Inside the Whirlwind: The Book of Job through African Eyes, by Jason A. Carter. This rich, ambitious work gives an account of the Christian life of the Fang people of Equatorial Guinea. In a region where witchcraft belief is still prevalent, the issues confronted by Christians emerge especially in sermons, and Jason A. Carter has much to tell about Fang preaching styles and strategies. He uses those sermons to illustrate how believers read and understand the Bible, with a special focus on Job and its theodicy. Fang Christians read Job thoughtfully and critically, but they also understand it through their traditional cosmology. This reading has led to the devil’s becoming what Carter terms “a disturbingly central and indispensable element” in African Pentecostal belief—the process of “diabolization.”
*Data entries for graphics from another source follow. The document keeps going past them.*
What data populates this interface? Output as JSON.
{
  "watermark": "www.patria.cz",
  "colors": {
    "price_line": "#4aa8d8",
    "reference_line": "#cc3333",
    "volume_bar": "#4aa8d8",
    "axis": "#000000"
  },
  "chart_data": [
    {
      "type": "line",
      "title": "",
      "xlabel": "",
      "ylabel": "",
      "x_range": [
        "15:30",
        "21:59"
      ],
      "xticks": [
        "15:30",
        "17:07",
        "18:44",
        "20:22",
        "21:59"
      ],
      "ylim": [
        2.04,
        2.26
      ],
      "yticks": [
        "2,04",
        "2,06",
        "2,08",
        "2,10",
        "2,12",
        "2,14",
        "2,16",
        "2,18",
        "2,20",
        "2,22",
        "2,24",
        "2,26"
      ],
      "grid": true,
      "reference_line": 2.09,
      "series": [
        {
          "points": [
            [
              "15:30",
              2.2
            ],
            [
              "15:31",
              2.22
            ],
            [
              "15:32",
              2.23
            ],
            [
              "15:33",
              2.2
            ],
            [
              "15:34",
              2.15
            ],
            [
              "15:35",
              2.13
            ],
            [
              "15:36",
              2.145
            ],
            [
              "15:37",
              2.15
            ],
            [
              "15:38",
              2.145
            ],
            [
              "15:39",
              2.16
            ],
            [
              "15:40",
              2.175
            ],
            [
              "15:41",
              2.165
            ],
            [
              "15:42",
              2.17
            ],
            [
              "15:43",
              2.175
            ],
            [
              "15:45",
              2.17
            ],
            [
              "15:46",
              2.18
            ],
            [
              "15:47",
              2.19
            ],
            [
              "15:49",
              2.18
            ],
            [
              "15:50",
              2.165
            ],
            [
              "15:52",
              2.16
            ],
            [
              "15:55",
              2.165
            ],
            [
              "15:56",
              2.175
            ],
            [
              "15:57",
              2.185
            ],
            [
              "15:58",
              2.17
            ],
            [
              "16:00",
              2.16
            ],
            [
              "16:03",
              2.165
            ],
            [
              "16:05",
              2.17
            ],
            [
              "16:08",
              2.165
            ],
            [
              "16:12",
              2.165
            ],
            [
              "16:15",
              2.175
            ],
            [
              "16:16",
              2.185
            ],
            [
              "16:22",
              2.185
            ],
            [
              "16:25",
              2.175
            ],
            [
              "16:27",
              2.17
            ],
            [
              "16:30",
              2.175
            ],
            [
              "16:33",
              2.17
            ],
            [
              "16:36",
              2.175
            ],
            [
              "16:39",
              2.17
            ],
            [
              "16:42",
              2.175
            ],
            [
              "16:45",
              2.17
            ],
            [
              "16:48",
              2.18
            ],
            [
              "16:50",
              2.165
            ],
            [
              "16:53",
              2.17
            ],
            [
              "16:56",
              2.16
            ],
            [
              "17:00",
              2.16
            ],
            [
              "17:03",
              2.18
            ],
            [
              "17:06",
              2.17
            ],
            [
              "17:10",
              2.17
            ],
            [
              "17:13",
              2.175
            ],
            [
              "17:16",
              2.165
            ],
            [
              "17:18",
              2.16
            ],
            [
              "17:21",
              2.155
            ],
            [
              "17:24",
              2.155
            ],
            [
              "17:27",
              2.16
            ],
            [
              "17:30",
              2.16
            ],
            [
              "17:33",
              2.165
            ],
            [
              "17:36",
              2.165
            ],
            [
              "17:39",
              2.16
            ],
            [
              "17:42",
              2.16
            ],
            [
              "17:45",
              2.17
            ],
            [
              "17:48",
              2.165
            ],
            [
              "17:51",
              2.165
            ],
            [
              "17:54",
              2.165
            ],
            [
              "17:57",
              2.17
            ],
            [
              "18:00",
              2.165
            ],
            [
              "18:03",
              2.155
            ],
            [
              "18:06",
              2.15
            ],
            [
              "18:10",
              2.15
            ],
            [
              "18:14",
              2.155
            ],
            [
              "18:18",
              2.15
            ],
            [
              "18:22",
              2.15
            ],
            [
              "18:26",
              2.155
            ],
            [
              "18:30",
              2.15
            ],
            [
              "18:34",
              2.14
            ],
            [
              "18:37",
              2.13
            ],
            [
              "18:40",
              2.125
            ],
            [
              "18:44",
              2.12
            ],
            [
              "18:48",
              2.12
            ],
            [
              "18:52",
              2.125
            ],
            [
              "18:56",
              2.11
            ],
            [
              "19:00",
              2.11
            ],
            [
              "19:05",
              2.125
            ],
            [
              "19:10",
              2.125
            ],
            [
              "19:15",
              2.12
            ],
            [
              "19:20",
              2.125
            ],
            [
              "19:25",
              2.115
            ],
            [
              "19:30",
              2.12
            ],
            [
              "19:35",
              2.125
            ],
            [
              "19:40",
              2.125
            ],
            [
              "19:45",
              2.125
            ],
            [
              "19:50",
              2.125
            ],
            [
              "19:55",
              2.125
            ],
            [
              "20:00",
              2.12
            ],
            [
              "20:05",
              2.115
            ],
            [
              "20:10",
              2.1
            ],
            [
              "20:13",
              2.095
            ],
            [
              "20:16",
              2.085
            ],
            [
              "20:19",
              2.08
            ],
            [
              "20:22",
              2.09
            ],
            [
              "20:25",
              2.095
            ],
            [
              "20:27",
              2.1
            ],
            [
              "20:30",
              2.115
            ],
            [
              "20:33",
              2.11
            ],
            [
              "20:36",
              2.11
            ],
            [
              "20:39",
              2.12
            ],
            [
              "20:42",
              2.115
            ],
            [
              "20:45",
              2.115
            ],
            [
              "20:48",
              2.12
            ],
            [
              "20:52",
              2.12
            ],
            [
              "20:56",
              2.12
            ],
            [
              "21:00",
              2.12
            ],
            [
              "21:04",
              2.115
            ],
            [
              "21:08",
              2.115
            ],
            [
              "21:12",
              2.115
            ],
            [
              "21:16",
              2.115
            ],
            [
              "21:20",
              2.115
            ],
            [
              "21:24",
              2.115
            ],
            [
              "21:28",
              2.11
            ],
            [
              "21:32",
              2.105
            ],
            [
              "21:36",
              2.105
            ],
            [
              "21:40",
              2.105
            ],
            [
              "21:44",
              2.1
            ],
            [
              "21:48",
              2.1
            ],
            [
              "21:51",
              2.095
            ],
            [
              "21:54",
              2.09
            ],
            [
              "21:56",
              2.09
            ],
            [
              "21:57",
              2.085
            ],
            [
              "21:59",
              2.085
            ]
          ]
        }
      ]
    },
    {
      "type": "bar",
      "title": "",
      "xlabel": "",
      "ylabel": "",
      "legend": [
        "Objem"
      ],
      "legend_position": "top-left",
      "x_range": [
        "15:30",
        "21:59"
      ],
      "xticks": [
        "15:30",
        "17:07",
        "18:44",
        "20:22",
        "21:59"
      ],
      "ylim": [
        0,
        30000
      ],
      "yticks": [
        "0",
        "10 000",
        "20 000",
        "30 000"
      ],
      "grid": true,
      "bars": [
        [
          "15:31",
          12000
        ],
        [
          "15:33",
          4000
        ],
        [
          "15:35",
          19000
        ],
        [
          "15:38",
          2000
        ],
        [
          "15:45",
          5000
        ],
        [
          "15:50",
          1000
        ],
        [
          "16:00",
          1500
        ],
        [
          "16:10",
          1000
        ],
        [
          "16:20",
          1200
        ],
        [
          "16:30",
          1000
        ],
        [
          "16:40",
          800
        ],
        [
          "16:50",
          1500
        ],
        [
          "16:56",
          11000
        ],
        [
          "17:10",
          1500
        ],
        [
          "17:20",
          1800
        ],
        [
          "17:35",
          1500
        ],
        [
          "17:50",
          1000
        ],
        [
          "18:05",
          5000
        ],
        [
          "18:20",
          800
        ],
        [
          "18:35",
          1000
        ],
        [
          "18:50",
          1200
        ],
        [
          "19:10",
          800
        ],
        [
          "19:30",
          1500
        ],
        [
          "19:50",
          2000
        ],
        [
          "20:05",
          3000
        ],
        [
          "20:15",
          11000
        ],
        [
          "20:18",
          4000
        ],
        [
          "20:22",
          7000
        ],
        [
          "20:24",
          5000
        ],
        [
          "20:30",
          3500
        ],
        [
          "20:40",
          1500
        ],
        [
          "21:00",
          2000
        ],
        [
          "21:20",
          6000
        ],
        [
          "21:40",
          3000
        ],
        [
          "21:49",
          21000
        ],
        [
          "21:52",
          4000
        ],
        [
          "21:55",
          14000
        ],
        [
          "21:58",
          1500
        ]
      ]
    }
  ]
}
Moving by the Spirit: Pentecostal Social Life on the Zambian Copperbelt, by Naomi Haynes. The explosive growth of Pentecostal forms of Christianity around the world is well known, but statistics tell only part of the story. Works that focus on the details of life in small communities allow the reader to put faces on larger trends—to transform statistics into living, breathing people. Moving by the Spirit is an excellent example of such ethnographic work. Focusing on the hard-scrabble areas of Zambia’s Copperbelt region, Naomi Haynes shows how effectively Pentecostal faith meets people’s needs in what would otherwise be an impossible situation. Faith also helps the Copperbelt saints in the “moving” that is such a constant theme of their aspirations: moving to more thriving areas, moving toward prosperity, and generally moving up in life. The book is admirably honest about the gender dynamics in the congregation.